Thursday, January 6, 2011

Live like there is a tomorrow

There is a popular song out right now that says: " live like you're dying". I have been a nurse for a long time and I have taken care of lots of people while they were dying and I don't want to live like that. It is sad. Now I know that is not what the songwriter meant, but taken literally it seems to be a pretty morbid and introspective and maybe even selfish way to live. So I think that it would be better to live, not like there is no tomorrow, but that there is a tomorrow. A tomorrow that can be filled with joy and love and all the best that life has to offer.
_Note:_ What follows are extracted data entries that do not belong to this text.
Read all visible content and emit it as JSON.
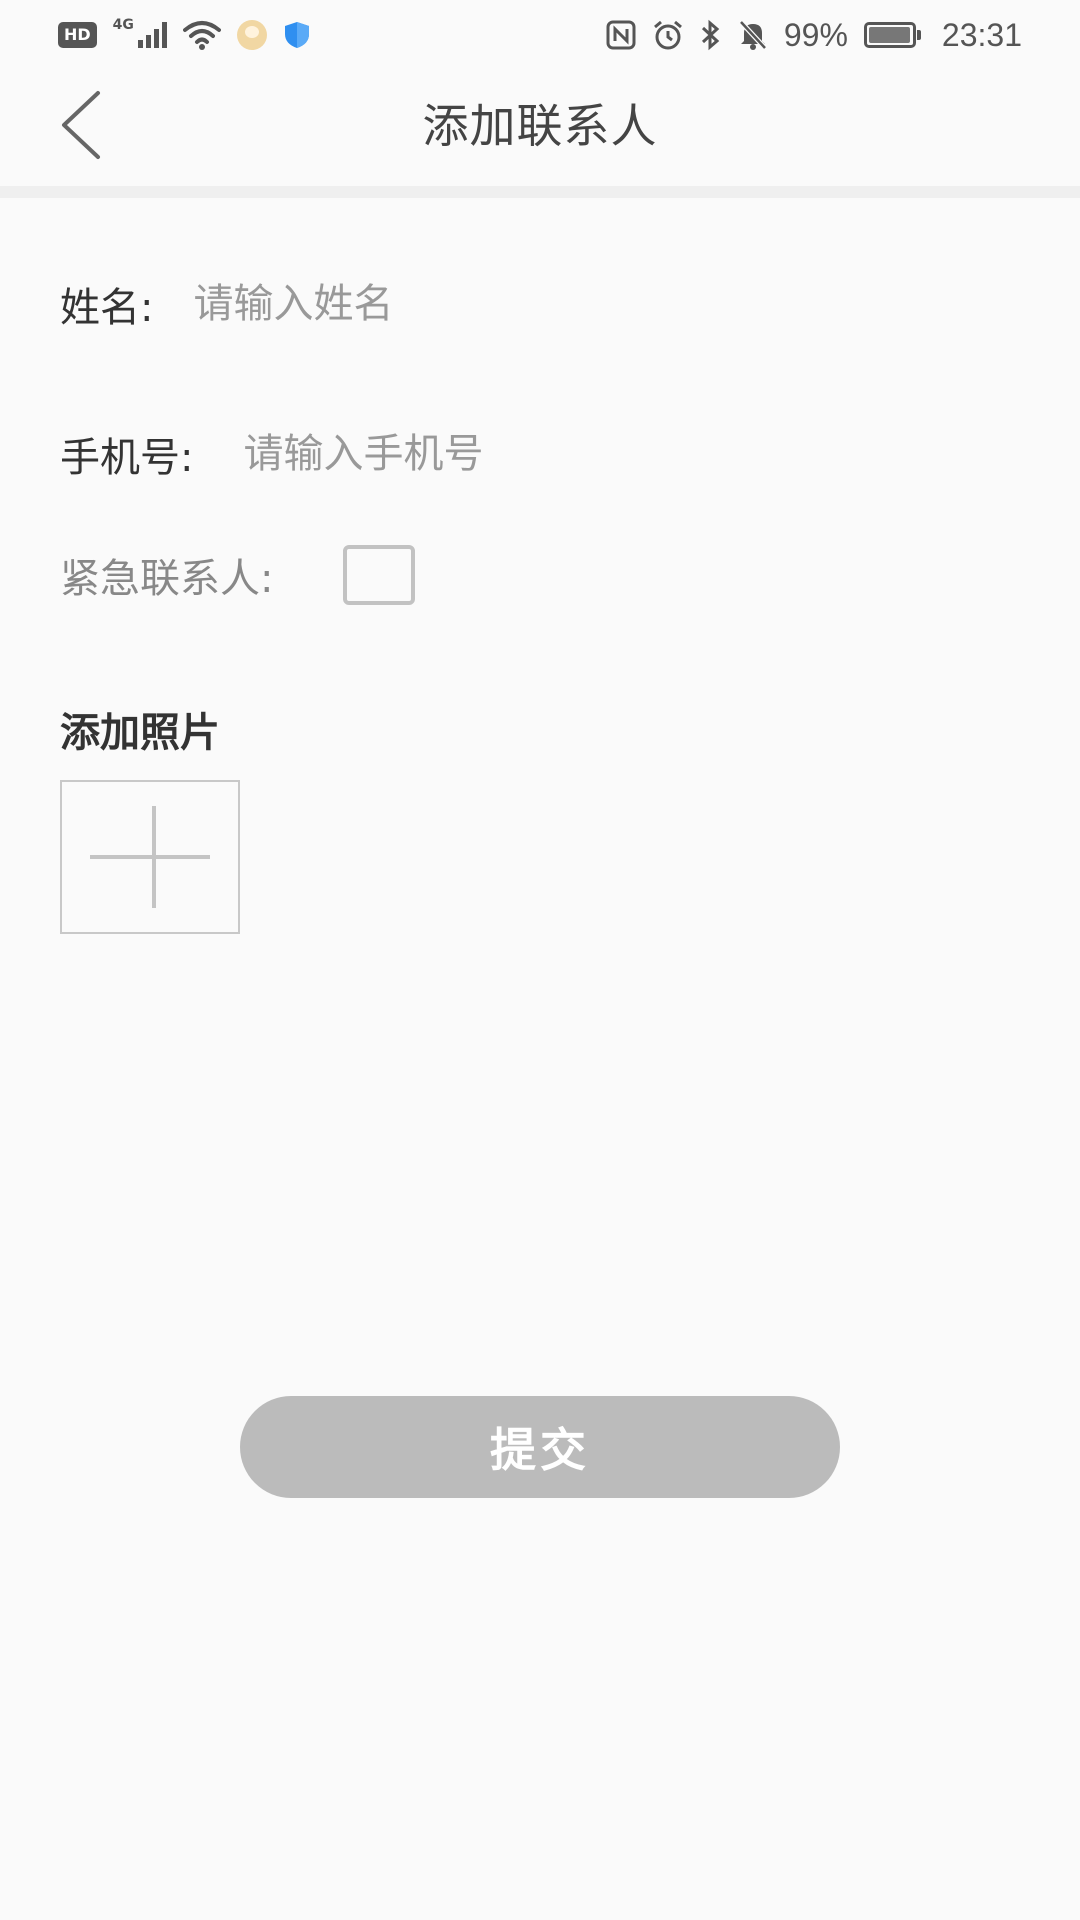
{
  "status_bar": {
    "hd_badge": "HD",
    "network_type": "4G",
    "battery_percent": "99%",
    "time": "23:31",
    "icons": [
      "hd-badge",
      "signal-icon",
      "wifi-icon",
      "app-avatar-icon",
      "shield-icon",
      "nfc-icon",
      "alarm-icon",
      "bluetooth-icon",
      "bell-off-icon",
      "battery-icon"
    ]
  },
  "header": {
    "title": "添加联系人",
    "back_icon": "chevron-left-icon"
  },
  "form": {
    "name_label": "姓名:",
    "name_placeholder": "请输入姓名",
    "name_value": "",
    "phone_label": "手机号:",
    "phone_placeholder": "请输入手机号",
    "phone_value": "",
    "emergency_label": "紧急联系人:",
    "emergency_checked": false
  },
  "photo": {
    "section_title": "添加照片",
    "add_icon": "plus-icon"
  },
  "submit": {
    "label": "提交"
  },
  "colors": {
    "background": "#fafafa",
    "divider": "#efefef",
    "submit_bg": "#bbbbbb",
    "border": "#c8c8c8"
  }
}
That would mean taking care of yourself today, eat right, be nice to the people and animals you share the planet with, pick up your trash...because you will be here tomorrow and you need to make sure it is all still healthy and good. You need to take care of the people God puts in your life so that they have the courage to live for tomorrow as well. We all have thoughts about saying goodbye, and how that would be, but better to just say "goodnight, it was a lovely day, see you tomorrow." I want to live prepared to enjoy each new day God purposes to give me, and at the end of it, make sure I have plans to enjoy tomorrow too, where ever I might be.

Sunday, January 2, 2011

Scrapbooks

I am working on a scrapbook for my daughter Mary that spans the years between her birth and age 21. I finished one for Jane, my oldest, several years ago. It takes a lot of time to make these, and it is laborious both physically and emotionally. Nowadays, one can upload lots of pictures to a photo website and make a tidy little book in a few hours. But the photos I have are not digital, they are hard copies that don't exist in any other form. I have ticket stubs and hand drawn pictures, cards, first place ribbons and all kinds of the detritus that follows children through their school years. The biggest difficulty is throwing the extra photos away. I have no intention of making any more books. I decided a few years ago that one of the best gifts I can leave to my children is not leaving a mess for them to clean up. So I am culling and editing the memorabilia, saving what I think will matter, and tossing what I think won't.  It is at the same time fun to see her growing up so beautifully, yet somehow sad to remember all the the passing moments, gone so fast. At the end of the day, her book is almost finished...only 3 more years to go.  Once this book is complete, it will be a gift that can rest on her child's lap, full of love, and hope and promise.